Ultimately, Dido and Noni’s suitors help them realize their new selves. However, it is exactly that, help. Dido does not reject Oliver’s marriage proposal because she is in love with John. She rejects it because she is comfortable in her skin and realizes her worth. It is a far cry from the Dido, who at the beginning of the film, gazes upon her image in the mirror and in tears, claws and beats at her breast. Though she must carry the burden of being looked down upon by members within her society, one that Dido is willing to undertake. At the end of Beyond the Lights, Noni stands up to her record label and pushy “momager,” and returns to England, where she presents her true identity on stage. She is wide-eyed, curly-haired, and sings, not underneath suggestive lyrics or studio produced beats, but with a live band and lyrics that come from her heart. As she stage dives into the pit of screaming fans, Noni beams with pride. Kaz showing up to support Noni, elevates her decision to follow her heart personally and professionally. Dido and Noni decide to follow through with the advice employed by their respective suitors. Again, choice is the key idea.

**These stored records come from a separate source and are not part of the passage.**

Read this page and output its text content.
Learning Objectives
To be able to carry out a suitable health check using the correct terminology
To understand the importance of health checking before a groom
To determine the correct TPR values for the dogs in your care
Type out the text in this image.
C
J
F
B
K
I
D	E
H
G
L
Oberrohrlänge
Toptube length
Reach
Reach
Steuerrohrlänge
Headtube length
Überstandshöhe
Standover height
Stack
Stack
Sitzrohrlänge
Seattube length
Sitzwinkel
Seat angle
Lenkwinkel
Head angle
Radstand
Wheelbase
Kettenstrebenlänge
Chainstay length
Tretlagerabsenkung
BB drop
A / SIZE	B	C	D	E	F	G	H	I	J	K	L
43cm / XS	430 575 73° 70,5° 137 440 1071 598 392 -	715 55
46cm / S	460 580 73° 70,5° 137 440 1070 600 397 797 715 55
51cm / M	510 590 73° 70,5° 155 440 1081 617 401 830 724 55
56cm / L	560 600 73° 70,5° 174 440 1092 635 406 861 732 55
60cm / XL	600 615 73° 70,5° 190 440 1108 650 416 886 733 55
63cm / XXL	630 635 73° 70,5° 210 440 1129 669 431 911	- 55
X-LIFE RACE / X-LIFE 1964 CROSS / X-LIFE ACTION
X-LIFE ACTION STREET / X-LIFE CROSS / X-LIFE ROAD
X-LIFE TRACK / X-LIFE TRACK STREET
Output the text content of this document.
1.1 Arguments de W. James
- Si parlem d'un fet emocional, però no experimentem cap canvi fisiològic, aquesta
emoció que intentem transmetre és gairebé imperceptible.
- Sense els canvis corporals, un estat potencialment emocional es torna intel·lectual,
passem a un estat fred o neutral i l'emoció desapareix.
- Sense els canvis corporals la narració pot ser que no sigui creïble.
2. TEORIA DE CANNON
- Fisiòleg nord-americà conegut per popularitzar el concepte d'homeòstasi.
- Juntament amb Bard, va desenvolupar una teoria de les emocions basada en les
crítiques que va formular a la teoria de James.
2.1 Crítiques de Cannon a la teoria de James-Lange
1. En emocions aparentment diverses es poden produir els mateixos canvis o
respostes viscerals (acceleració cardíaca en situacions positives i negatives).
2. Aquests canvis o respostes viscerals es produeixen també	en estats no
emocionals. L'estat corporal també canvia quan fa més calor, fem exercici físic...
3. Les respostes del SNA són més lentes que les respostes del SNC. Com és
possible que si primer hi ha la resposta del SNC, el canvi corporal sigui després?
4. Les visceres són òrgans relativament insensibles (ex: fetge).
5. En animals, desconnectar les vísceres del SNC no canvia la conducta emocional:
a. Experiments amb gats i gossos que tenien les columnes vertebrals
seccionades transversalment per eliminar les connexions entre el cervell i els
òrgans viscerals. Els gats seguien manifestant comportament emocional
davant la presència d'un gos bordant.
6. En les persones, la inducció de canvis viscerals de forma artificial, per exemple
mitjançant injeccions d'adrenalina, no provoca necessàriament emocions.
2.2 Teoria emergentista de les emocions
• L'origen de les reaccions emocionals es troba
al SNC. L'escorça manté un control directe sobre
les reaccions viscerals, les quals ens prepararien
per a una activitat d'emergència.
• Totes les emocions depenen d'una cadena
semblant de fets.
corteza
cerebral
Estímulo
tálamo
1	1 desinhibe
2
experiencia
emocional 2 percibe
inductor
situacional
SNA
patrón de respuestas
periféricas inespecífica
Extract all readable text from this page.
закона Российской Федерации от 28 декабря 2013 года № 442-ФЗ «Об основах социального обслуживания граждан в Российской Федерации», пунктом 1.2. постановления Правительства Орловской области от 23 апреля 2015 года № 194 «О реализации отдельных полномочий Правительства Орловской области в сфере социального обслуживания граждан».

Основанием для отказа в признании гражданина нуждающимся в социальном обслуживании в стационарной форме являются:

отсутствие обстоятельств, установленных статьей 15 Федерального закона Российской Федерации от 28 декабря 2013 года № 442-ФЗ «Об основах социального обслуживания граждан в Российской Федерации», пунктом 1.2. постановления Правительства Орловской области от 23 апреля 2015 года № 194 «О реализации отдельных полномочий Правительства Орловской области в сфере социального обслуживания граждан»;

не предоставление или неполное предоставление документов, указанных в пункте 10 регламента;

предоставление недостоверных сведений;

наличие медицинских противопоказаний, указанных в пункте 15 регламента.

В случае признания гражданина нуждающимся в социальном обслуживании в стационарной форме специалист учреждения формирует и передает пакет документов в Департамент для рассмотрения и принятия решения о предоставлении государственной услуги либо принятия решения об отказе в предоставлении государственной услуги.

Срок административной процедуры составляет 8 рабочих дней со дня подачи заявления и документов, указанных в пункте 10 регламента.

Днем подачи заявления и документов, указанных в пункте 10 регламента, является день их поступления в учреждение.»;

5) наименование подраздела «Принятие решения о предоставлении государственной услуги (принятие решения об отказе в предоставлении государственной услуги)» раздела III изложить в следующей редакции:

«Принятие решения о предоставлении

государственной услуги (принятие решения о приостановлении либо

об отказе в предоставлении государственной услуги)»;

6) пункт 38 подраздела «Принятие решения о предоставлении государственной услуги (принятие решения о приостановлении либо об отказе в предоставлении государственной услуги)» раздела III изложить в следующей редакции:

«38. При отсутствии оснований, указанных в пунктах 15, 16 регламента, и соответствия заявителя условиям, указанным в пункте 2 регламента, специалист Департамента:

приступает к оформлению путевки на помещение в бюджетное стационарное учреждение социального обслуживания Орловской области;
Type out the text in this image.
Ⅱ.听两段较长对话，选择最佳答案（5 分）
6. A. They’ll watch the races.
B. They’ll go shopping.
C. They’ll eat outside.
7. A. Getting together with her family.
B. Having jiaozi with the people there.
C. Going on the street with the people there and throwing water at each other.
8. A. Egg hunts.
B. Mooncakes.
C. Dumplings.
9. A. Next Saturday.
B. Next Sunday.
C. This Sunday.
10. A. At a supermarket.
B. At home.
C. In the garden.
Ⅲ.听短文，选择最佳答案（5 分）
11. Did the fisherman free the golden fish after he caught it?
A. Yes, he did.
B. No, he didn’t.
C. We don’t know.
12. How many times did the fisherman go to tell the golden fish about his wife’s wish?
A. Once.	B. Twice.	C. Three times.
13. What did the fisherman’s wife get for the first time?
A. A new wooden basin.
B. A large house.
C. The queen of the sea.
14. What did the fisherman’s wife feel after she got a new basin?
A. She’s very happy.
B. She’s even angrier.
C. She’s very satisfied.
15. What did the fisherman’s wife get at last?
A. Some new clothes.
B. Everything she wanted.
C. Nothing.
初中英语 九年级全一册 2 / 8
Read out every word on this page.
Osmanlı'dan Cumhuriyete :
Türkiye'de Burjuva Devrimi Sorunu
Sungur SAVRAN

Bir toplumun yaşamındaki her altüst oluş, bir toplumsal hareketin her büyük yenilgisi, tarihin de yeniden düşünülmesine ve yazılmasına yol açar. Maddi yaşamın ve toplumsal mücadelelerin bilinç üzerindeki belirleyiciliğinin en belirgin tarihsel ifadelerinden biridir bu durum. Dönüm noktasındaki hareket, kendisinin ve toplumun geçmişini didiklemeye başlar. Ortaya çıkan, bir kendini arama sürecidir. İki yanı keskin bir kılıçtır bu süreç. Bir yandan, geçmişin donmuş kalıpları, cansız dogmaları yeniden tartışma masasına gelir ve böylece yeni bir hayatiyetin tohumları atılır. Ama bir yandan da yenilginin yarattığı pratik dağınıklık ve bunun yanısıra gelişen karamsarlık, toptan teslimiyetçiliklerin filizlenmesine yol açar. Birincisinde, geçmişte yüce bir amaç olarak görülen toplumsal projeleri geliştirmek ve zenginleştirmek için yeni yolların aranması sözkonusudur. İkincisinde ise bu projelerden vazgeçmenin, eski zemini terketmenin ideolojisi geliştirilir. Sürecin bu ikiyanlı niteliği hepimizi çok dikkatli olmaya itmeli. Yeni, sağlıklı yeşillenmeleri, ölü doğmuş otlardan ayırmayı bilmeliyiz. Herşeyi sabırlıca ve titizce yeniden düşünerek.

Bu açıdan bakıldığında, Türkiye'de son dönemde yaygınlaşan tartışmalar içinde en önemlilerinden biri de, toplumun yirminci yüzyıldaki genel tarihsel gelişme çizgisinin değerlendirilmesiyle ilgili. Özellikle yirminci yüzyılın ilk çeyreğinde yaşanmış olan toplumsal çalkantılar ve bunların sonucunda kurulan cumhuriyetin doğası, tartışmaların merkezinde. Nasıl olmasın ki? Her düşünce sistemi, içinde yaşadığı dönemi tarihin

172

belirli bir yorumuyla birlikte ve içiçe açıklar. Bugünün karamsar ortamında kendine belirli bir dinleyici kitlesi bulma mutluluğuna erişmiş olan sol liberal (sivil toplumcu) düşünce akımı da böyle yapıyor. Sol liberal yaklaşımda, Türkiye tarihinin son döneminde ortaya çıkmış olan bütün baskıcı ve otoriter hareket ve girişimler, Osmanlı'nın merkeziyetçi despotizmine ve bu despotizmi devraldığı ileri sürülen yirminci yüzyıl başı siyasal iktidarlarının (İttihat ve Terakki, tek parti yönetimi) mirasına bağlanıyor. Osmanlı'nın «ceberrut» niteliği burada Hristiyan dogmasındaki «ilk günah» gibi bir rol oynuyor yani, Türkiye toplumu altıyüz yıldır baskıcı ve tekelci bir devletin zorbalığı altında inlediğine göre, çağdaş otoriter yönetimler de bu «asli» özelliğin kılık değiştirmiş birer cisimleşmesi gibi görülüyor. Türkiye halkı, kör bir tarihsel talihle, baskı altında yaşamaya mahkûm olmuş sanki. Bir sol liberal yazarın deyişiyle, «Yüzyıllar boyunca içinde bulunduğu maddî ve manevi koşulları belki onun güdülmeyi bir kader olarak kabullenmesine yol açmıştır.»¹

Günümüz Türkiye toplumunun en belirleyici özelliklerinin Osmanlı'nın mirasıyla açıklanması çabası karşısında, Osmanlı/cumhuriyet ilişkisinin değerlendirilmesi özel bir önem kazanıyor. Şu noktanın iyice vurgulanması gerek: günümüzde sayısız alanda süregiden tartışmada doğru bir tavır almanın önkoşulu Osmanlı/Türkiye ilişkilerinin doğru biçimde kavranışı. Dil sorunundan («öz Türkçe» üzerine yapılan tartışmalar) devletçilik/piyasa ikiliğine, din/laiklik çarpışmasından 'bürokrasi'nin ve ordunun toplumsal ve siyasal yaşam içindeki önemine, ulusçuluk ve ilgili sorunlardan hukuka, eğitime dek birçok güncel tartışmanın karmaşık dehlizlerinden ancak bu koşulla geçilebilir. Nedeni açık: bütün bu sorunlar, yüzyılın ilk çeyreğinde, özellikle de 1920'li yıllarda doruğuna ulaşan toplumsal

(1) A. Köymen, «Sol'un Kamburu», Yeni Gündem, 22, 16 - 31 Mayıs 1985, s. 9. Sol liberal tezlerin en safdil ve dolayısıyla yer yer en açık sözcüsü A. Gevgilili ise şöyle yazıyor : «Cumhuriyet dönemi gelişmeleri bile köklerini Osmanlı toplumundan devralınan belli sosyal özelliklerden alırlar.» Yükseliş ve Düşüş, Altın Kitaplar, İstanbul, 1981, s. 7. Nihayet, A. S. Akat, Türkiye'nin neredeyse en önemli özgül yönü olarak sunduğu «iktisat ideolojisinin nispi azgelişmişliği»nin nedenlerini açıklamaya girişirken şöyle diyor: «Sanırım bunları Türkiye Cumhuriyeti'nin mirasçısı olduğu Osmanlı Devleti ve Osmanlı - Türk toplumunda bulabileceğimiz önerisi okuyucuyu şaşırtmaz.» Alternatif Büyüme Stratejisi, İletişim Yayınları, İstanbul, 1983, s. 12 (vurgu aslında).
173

Belle and Beyond the Lights are films that are for women because they truly capture what it is like to be marginalized by society while working through personal growth. What is seen through the gaze of Dido and Noni’s narratives is that in order to function as a rich and diverse character, society must learn to be comfortable with women forming identities independent of two-dimensional categories.
Rachel Wortherley earned a Master of Arts degree at Iona College in New Rochelle, New York. Her downtime consists of devouring copious amounts of literature, films, and Netflix. She hopes earn an MFA and become a professional screenwriter.